Hallo hab ein problem,wenn ich bei der installation bis zum punkt komm.  überprüfen der runter geladener stage3 Datei

 ich habe mit befehl cd /mnt/gentoo ins gentoo verzeichniss gewechselt und habe die stage3 Datei (stage3-amd64-20120202.tar.bz2) runter geladen. Beim überprüfen der Datei mit folgenden Befehl

md5sum -c stage3-amd64-20120202.tar.bz2.DIGESTS

 kommt die meldung hier 

# mdsum: stage3-amd64-20120202.tar.bz2.: No such file or directory

wenn ich aber mit Befehl "dir" schaue ist die Datei aber auf dem PC drauf

der download ist auch vorher vollständig durchgelaufen.

würde mich um ein bischen hilfe freuen

vielleicht hat jemand eine Idee was ich falsch mache

----------

## Finswimmer

Das hilft dir jetzt nicht viel, aber bei mir geht es.

Hast Du evtl. die falschen Berechtigungen für die Datei? Also die Datei mit einem anderen User runtergeladen als der, der das jetzt testet?

Poste mal 

ls -la in dem Verzeichnis, in dem die Datei liegt.

Und sag mal was passiert, wenn du touch stage3-amd64-20120202.tar.bz2 eingibst.

----------

## Demmaro

Danke  für die schnelle Antwort konnte leider nicht früher Antworten. Ich habe nur ein user erstellt. beim download bin ich vollgender massen vorgegangen ich hab mich als user Name@livecd /root $ angemeldet hab dan aber mit der taste alt F2 umgeschaltet in die virtuelle Konsole und dort den download durchgeführt danach bin ich mit alt F1 zurück und hab dan ins livecd gentoo #  gewächselt dort hab ich dan den test durchgeführt.

nach auführen von ls -la kamm vollgendes

livecd gentoo # ls -la

total 158720

drwxr-xr-x 7 root root		180 Mar 29 16:29 .

drwxr-xr-x 6 root root		120 Feb  9  2012 ..

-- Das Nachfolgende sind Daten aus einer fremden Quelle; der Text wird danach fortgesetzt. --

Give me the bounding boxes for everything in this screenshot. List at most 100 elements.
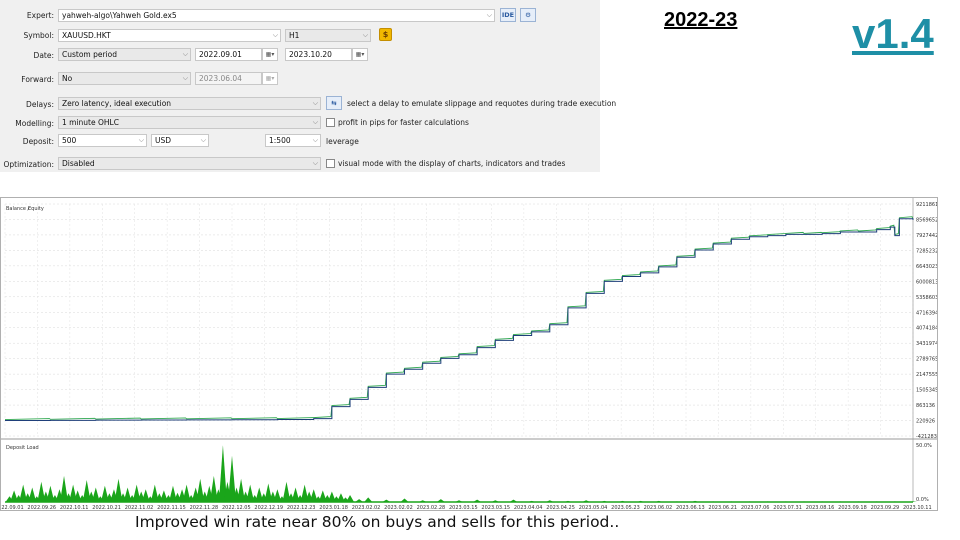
load-title: Deposit Load [6,445,39,451]
forward-value: No [62,74,73,83]
x-tick-label: 2023.09.29 [871,505,900,510]
modelling-select[interactable]: 1 minute OHLC ⌵ [58,116,321,129]
optimization-select[interactable]: Disabled ⌵ [58,157,321,170]
y-tick-label: 5358603 [916,295,937,301]
caption-text: Improved win rate near 80% on buys and s… [135,513,620,531]
expert-select[interactable]: yahweh-algo\Yahweh Gold.ex5 ⌵ [58,9,495,22]
forward-label: Forward: [21,75,54,84]
x-tick-label: 2022.10.11 [60,505,89,510]
x-tick-label: 2022.12.23 [287,505,316,510]
x-tick-label: 2023.09.18 [838,505,867,510]
load-tick-label: 0.0% [916,497,929,503]
x-tick-label: 2023.06.13 [676,505,705,510]
x-tick-label: 2022.11.28 [190,505,219,510]
y-tick-label: 863136 [916,403,935,409]
x-tick-label: 2023.04.25 [546,505,575,510]
date-mode-select[interactable]: Custom period ⌵ [58,48,191,61]
ide-button[interactable]: IDE [500,8,516,22]
delays-hint: select a delay to emulate slippage and r… [347,99,617,108]
x-tick-label: 2023.02.02 [352,505,381,510]
date-label: Date: [33,51,54,60]
date-from-input[interactable]: 2022.09.01 [195,48,262,61]
chevron-down-icon: ⌵ [138,136,144,144]
y-tick-label: 9211861 [916,202,937,208]
legend-equity: Equity [28,206,44,212]
delays-select[interactable]: Zero latency, ideal execution ⌵ [58,97,321,110]
chevron-down-icon: ⌵ [200,136,206,144]
modelling-value: 1 minute OHLC [62,118,119,127]
x-tick-label: 2023.08.16 [806,505,835,510]
symbol-properties-icon[interactable]: $ [379,28,392,41]
calendar-icon[interactable]: ▦▾ [262,48,278,61]
x-tick-label: 2023.06.21 [708,505,737,510]
visual-mode-checkbox[interactable] [326,159,335,168]
x-tick-label: 2023.07.31 [773,505,802,510]
x-tick-label: 2022.10.21 [92,505,121,510]
modelling-label: Modelling: [15,119,54,128]
version-heading: v1.4 [852,10,934,57]
x-tick-label: 2023.02.28 [417,505,446,510]
x-tick-label: 2023.02.02 [384,505,413,510]
delay-settings-icon[interactable]: ⇆ [326,96,342,110]
tester-settings-panel: Expert: yahweh-algo\Yahweh Gold.ex5 ⌵ IDE… [0,0,616,172]
date-from-value: 2022.09.01 [199,50,242,59]
delays-label: Delays: [26,100,54,109]
leverage-select[interactable]: 1:500 ⌵ [265,134,321,147]
calendar-icon: ▦▾ [262,72,278,85]
y-tick-label: 6000813 [916,279,937,285]
y-tick-label: 7927442 [916,233,937,239]
currency-select[interactable]: USD ⌵ [151,134,209,147]
y-tick-label: 2147555 [916,372,937,378]
chevron-down-icon: ⌵ [312,159,318,167]
date-to-input[interactable]: 2023.10.20 [285,48,352,61]
balance-equity-chart: 9211861 8569652 7927442 7285232 6643023 60008… [0,197,938,511]
optimization-label: Optimization: [3,160,54,169]
x-tick-label: 2022.09.01 [1,505,24,510]
deposit-input[interactable]: 500 ⌵ [58,134,147,147]
x-tick-label: 2023.05.04 [579,505,608,510]
delays-value: Zero latency, ideal execution [62,99,172,108]
chevron-down-icon: ⌵ [312,136,318,144]
x-tick-label: 2023.01.18 [319,505,348,510]
x-tick-label: 2023.03.15 [449,505,478,510]
symbol-select[interactable]: XAUUSD.HKT ⌵ [58,29,281,42]
y-tick-label: 8569652 [916,217,937,223]
y-tick-label: 6643023 [916,264,937,270]
x-tick-label: 2023.10.11 [903,505,932,510]
x-tick-label: 2022.12.05 [222,505,251,510]
x-tick-label: 2022.11.02 [125,505,154,510]
deposit-value: 500 [62,136,77,145]
chevron-down-icon: ⌵ [486,11,492,19]
chevron-down-icon: ⌵ [312,99,318,107]
symbol-value: XAUUSD.HKT [62,31,111,40]
load-tick-label: 50.0% [916,443,932,449]
calendar-icon[interactable]: ▦▾ [352,48,368,61]
profit-in-pips-checkbox[interactable] [326,118,335,127]
forward-select[interactable]: No ⌵ [58,72,191,85]
y-tick-label: 220926 [916,419,935,425]
x-tick-label: 2023.06.02 [644,505,673,510]
expert-label: Expert: [26,11,54,20]
chevron-down-icon: ⌵ [312,118,318,126]
chevron-down-icon: ⌵ [182,50,188,58]
y-tick-label: 1505345 [916,388,937,394]
gear-icon[interactable]: ⚙ [520,8,536,22]
y-tick-label: 4716394 [916,310,937,316]
x-tick-label: 2022.12.19 [254,505,283,510]
y-tick-label: 2789765 [916,357,937,363]
expert-value: yahweh-algo\Yahweh Gold.ex5 [62,11,177,20]
period-heading: 2022-23 [664,9,738,31]
leverage-label: leverage [326,137,359,146]
y-tick-label: 3431974 [916,341,937,347]
optimization-value: Disabled [62,159,95,168]
timeframe-select[interactable]: H1 ⌵ [285,29,371,42]
x-tick-label: 2022.11.15 [157,505,186,510]
deposit-label: Deposit: [22,137,54,146]
load-spike [346,495,355,502]
leverage-value: 1:500 [269,136,291,145]
chevron-down-icon: ⌵ [272,31,278,39]
date-mode-value: Custom period [62,50,118,59]
chevron-down-icon: ⌵ [362,31,368,39]
symbol-label: Symbol: [23,31,54,40]
y-tick-label: 7285232 [916,248,937,254]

drwxr-xr-x 2 root root		 40 Feb  9  2012 boot

drwxr-xr-x 2 root root		 40 Feb  9  2012 home

drwxr-xr-x 2 root root		 40 Feb  9  2012 opt

-rw-r--r-- 1 root root    162524225 Mar 29 16:31 stage3-amd64-20120202.tar.bz2

-rw-r--r-- 1 root root          336 Mar 29 16:28 stage3-amd64-20120202.tar.bz2.bz2

drwxr-xr-x 7 root root		 40 Feb  9  2012 usr

drwxr-xr-x 7 root root		 40 Feb  9  2012 var

 wenn ich touch stage3-amd64-20120202.tar.bz eingebe passiert gaar nichts es sieht folgender massen aus

livecd gentoo # touch stage3-amd64-20120202.tar.bz2

livecd gentoo #

kommt keine meldung

----------

## tomhog

stage3-amd64-20120202.tar.bz2.bz2? 

Diese Datei sollte eigentlich .bz2.DIGESTS heißen.

(29. März?)

----------

## tost

Und wenn du einfach nur die md5 Prüfsumme der Datei berechnest, geht das?

----------

## Demmaro

kommischerweise wenn man die datei stage3-amd64-20120202.tar.bz2.bz2 rutnerladen tut ist die unter dem link .bz2.DIGESTS

 ich muss wieder komplett neu anfangen ich habs spass halber mal entpackt das hat auch funktioniert. mit lauter meldunge "could not"  genau kann ich nicht sagen ging zu schnell. nach dem antpacken hab ich mich an die nächste datei ran gemacht "portage-latest.tar.bz2" jetzt bekomme ich folgende meldung

could not create file no space left on device

hab ich eine partition zu klein gemacht hier die Daten von meiner aufteilung

Partition 	Dateisystem 			Größe 	Beschreibung

/dev/sda1 	ext2 	32M 		        	Boot Partition

/dev/sda2 	(swap) 512M 			Swap-Partition

/dev/sda3 	ext3 	ca 7,4GB           	Root Partition

 bin nach Handbuch vorgegangen

----------